By the time American fighting men entered the Korean Peninsula, North Korean troops had already reached Seoul, the South Korean capital, marking the Korean War as the first major conflict during the 45-year Cold War between the Soviets and the West. Beginning as a defensive war aimed at pushing the communists out of the south, the Americans found themselves in bed with poorly-trained South Korean soldiers who fled battlefields at the slightest provocation, until Truman and Asian Theater commander, General Douglas MacArthur changed the American objective into an offensive war.

China Threatens War

The strategy shift would see a massive amphibious landing at Inch’on, which pushed North Korean forces back across the 38th parallel, but when the Americans pushed farther north to the Yalu River and the Chinese border, Chinese leader Mao Zedong sent troops into North Korea, threatening an all-out war with the United States if the Americans failed to pull back from the Yalu boundary.

President Truman had no stomach for an armed conflict with China, resulting in an American pullback from the border, while MacArthur maintained that anything short of a wider war represented a knuckling under to communist threats.

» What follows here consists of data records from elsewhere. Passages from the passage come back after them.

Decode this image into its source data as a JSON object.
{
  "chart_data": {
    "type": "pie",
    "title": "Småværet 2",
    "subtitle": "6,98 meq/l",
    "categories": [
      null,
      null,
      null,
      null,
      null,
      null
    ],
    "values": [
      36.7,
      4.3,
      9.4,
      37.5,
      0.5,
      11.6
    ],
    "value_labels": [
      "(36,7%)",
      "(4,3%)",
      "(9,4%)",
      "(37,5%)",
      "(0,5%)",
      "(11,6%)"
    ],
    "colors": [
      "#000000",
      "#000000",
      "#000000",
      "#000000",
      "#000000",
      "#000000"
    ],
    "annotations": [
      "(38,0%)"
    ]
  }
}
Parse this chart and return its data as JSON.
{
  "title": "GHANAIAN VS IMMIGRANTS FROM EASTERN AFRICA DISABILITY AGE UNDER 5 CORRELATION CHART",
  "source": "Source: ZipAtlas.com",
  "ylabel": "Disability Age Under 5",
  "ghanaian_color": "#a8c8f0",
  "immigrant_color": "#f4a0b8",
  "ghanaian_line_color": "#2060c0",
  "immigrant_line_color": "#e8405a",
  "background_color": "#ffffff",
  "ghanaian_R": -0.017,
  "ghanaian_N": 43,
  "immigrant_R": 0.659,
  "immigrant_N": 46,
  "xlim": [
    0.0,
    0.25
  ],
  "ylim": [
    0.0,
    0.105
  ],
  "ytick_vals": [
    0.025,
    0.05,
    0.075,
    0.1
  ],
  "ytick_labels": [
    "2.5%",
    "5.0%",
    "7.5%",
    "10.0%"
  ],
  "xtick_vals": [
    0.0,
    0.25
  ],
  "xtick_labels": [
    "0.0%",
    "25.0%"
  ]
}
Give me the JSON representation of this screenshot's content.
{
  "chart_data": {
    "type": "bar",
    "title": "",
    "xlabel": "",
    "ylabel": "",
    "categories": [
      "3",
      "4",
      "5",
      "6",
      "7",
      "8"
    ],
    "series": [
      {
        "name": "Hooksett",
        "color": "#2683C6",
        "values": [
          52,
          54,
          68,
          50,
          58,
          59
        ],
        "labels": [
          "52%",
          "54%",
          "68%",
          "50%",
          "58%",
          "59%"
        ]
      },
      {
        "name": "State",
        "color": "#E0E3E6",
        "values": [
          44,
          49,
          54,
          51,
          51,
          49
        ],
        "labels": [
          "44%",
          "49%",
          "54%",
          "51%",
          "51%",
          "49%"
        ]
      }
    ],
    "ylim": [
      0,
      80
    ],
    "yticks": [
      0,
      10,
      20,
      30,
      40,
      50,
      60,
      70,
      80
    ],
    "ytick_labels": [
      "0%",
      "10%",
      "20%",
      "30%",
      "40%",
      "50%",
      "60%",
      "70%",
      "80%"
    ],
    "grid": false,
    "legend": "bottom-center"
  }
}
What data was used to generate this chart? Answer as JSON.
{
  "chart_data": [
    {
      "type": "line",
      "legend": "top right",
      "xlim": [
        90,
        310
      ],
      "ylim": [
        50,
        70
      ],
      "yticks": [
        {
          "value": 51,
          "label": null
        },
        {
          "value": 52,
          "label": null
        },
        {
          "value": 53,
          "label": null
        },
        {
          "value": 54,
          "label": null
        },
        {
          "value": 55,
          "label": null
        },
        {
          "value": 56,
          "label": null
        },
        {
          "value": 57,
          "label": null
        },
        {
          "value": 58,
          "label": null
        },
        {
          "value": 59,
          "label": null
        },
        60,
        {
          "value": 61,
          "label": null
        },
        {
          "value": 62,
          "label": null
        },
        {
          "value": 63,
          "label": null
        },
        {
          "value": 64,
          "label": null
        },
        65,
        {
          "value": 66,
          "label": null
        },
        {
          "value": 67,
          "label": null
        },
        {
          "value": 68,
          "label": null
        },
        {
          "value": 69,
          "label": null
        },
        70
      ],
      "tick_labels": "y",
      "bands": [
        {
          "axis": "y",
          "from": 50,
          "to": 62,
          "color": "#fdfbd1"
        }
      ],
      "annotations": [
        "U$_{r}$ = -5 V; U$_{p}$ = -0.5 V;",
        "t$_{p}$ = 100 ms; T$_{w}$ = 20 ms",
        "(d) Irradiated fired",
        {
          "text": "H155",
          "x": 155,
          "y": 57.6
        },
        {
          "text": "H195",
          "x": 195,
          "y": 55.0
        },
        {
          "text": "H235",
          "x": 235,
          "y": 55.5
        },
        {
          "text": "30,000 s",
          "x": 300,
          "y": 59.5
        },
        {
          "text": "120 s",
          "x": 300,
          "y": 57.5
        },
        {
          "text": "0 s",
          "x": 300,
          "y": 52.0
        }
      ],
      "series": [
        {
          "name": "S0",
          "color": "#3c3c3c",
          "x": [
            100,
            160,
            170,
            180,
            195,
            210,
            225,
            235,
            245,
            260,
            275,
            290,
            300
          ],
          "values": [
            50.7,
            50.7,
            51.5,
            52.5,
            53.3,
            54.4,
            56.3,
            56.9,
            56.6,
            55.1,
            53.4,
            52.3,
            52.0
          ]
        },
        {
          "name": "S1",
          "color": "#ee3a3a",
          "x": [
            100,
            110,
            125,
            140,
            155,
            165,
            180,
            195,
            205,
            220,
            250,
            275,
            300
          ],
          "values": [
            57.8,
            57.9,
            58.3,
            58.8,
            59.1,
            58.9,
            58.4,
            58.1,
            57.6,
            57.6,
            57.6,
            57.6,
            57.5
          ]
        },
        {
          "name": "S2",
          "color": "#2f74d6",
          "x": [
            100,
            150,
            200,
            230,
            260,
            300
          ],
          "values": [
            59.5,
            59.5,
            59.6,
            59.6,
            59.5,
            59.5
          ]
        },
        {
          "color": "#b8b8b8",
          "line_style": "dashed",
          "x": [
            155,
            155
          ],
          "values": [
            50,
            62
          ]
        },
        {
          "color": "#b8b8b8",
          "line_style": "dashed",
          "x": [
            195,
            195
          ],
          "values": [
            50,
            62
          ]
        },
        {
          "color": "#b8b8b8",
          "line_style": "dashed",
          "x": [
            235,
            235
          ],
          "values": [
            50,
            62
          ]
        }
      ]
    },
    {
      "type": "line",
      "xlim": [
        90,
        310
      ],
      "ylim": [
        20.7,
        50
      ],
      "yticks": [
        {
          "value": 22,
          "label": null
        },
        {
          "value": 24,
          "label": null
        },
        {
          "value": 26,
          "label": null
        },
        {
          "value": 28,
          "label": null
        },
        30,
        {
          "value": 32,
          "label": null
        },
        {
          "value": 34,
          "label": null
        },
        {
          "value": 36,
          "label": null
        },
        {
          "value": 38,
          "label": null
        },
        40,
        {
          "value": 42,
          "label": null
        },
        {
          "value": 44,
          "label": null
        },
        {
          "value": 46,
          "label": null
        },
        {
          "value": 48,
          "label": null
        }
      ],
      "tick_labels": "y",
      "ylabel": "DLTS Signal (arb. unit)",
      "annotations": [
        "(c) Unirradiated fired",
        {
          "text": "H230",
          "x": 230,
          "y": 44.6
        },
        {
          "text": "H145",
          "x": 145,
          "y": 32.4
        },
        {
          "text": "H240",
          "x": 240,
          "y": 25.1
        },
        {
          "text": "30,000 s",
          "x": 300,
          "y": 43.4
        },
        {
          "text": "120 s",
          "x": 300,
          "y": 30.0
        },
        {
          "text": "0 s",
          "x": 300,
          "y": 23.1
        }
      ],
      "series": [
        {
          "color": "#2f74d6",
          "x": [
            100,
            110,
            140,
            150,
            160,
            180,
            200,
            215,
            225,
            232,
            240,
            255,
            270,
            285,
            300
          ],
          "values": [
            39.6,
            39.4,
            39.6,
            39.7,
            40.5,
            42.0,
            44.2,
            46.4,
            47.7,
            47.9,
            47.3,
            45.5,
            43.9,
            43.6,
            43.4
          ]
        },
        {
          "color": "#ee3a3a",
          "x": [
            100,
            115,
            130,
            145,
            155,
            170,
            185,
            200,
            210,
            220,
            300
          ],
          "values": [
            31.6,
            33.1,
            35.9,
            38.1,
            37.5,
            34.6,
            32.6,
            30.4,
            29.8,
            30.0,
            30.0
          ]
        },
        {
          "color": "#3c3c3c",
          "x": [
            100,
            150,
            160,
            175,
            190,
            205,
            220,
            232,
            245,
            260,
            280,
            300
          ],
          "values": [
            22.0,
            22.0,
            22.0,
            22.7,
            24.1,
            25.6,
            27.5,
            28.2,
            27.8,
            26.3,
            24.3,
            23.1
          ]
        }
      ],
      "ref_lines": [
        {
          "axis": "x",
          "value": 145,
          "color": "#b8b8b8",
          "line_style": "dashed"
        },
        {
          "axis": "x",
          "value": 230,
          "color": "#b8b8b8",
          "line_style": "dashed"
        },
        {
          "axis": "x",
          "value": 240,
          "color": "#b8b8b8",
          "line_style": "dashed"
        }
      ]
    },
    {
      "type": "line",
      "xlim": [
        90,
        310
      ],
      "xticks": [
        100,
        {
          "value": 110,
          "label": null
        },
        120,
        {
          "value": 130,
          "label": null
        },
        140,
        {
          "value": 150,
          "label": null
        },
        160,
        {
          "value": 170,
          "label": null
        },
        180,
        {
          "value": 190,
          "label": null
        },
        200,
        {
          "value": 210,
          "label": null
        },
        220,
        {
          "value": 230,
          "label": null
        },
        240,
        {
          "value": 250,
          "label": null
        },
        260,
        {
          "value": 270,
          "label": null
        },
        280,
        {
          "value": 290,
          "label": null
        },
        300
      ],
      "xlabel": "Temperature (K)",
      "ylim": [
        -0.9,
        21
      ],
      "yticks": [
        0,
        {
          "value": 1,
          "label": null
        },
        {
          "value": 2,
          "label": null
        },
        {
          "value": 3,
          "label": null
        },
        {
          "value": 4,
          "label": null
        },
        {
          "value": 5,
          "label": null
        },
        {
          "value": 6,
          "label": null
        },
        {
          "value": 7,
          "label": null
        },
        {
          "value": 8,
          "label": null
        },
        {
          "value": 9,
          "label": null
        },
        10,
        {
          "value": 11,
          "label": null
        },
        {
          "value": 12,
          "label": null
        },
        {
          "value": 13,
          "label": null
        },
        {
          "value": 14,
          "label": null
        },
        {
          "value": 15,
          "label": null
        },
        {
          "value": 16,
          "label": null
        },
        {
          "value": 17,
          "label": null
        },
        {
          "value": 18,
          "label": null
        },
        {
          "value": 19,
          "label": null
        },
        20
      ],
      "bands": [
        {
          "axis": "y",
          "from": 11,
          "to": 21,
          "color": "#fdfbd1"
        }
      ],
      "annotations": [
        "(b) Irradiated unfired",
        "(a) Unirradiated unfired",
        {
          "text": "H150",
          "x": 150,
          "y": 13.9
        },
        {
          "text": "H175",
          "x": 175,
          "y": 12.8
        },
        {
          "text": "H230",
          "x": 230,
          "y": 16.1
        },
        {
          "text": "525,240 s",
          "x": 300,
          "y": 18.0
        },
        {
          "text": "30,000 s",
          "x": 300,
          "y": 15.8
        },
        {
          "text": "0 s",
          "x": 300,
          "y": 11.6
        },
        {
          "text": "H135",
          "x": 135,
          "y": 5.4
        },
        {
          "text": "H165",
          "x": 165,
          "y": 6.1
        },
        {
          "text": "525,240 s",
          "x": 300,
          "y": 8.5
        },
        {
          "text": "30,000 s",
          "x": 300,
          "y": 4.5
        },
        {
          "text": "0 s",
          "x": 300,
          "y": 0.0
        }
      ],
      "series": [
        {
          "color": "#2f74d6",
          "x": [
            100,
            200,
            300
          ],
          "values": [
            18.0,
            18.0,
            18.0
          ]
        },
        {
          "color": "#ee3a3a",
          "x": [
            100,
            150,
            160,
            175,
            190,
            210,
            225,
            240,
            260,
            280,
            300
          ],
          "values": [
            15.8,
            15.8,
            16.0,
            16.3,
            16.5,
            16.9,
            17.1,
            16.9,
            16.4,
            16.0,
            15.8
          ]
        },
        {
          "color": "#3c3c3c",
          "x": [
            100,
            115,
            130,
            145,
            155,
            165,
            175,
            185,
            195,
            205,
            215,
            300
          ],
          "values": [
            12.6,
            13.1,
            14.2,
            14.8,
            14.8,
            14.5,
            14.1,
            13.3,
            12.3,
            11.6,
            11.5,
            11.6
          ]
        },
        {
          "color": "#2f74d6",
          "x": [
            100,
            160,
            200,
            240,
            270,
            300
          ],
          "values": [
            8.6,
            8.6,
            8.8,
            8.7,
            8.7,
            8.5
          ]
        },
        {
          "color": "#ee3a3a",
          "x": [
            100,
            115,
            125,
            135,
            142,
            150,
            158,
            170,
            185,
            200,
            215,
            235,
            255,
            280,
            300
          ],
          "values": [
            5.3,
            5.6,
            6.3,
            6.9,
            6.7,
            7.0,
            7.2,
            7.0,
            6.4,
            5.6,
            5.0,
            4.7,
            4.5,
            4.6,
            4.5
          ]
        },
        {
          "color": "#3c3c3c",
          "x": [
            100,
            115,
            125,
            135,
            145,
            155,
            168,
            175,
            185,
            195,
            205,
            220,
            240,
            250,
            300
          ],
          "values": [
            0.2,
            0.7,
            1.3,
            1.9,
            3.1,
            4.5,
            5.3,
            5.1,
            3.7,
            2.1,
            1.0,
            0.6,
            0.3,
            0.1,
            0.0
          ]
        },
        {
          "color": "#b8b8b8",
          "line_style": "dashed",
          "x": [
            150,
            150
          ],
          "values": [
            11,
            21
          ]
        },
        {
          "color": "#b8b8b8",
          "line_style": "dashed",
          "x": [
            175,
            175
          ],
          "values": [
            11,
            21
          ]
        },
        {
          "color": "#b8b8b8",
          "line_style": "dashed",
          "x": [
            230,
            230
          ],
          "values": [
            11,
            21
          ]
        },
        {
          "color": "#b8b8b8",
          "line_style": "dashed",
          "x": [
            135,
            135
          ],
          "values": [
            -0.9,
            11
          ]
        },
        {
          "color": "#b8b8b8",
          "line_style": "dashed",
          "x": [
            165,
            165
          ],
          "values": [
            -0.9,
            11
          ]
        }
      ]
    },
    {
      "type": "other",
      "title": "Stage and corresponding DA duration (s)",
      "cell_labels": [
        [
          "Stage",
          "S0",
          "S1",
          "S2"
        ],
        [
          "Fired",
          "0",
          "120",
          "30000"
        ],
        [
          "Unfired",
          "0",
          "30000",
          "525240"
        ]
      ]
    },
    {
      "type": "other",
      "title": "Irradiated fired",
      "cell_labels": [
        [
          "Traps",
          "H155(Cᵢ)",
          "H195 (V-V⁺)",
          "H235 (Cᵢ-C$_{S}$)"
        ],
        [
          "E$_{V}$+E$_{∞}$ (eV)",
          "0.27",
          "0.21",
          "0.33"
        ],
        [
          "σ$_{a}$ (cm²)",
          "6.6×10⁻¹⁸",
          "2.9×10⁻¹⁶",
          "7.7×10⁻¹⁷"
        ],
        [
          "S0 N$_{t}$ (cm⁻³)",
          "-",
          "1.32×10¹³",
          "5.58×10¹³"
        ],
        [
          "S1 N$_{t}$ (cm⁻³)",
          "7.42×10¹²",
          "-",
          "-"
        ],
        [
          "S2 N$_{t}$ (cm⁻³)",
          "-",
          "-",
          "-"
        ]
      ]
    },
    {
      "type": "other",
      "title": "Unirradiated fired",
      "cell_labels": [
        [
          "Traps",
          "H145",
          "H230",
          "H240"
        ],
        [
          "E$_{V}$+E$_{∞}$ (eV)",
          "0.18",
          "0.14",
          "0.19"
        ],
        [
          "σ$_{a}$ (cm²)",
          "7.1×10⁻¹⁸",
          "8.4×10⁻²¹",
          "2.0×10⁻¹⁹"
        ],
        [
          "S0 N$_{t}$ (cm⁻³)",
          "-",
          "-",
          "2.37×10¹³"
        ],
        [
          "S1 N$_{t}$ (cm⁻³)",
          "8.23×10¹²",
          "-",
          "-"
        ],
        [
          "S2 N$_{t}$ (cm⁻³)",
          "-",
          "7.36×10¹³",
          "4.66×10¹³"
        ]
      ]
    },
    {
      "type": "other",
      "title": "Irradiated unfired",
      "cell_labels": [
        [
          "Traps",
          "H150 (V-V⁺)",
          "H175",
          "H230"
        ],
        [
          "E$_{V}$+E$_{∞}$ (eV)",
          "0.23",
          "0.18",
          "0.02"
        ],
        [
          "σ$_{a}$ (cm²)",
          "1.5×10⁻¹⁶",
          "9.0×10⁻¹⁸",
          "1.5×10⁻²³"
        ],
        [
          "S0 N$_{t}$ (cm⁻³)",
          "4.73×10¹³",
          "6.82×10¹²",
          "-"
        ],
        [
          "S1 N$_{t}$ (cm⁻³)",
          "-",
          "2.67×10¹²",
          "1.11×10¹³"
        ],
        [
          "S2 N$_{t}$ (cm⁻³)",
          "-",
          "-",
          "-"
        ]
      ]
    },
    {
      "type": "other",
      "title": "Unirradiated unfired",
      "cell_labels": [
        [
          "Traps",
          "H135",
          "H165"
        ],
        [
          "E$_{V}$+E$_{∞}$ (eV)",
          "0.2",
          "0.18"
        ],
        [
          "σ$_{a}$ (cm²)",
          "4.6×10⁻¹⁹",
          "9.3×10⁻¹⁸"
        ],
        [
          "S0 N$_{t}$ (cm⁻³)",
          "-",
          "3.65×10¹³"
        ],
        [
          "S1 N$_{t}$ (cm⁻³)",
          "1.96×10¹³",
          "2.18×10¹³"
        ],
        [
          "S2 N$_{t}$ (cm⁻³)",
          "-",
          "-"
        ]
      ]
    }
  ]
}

In a March 1951 letter to House Republican leader Joseph Martin, MacArthur wrote that there is “no substitute for victory” against international communism, prompting Truman to fire the storied World War Two general on April 11th, on the grounds of insubordination.

When Did The Korean War End?

Known as the forgotten war due to overshadowing caused by World War One, World War Two and later Vietnam, the Korean War was ended on July 27th, 1953, reestablishing the boundary between North and South Korea near the 38th parallel, along with the creation of a two-mile-wide demilitarized zone that still exists to this day.

Nearly five million people died in the conflict, including some ten percent of Korea’s prewar civilian population. Nearly 40,000 American soldiers died in the war, along with more than 100,000 wounded in action, making the Korean War one of the shortest yet costly wars in American history.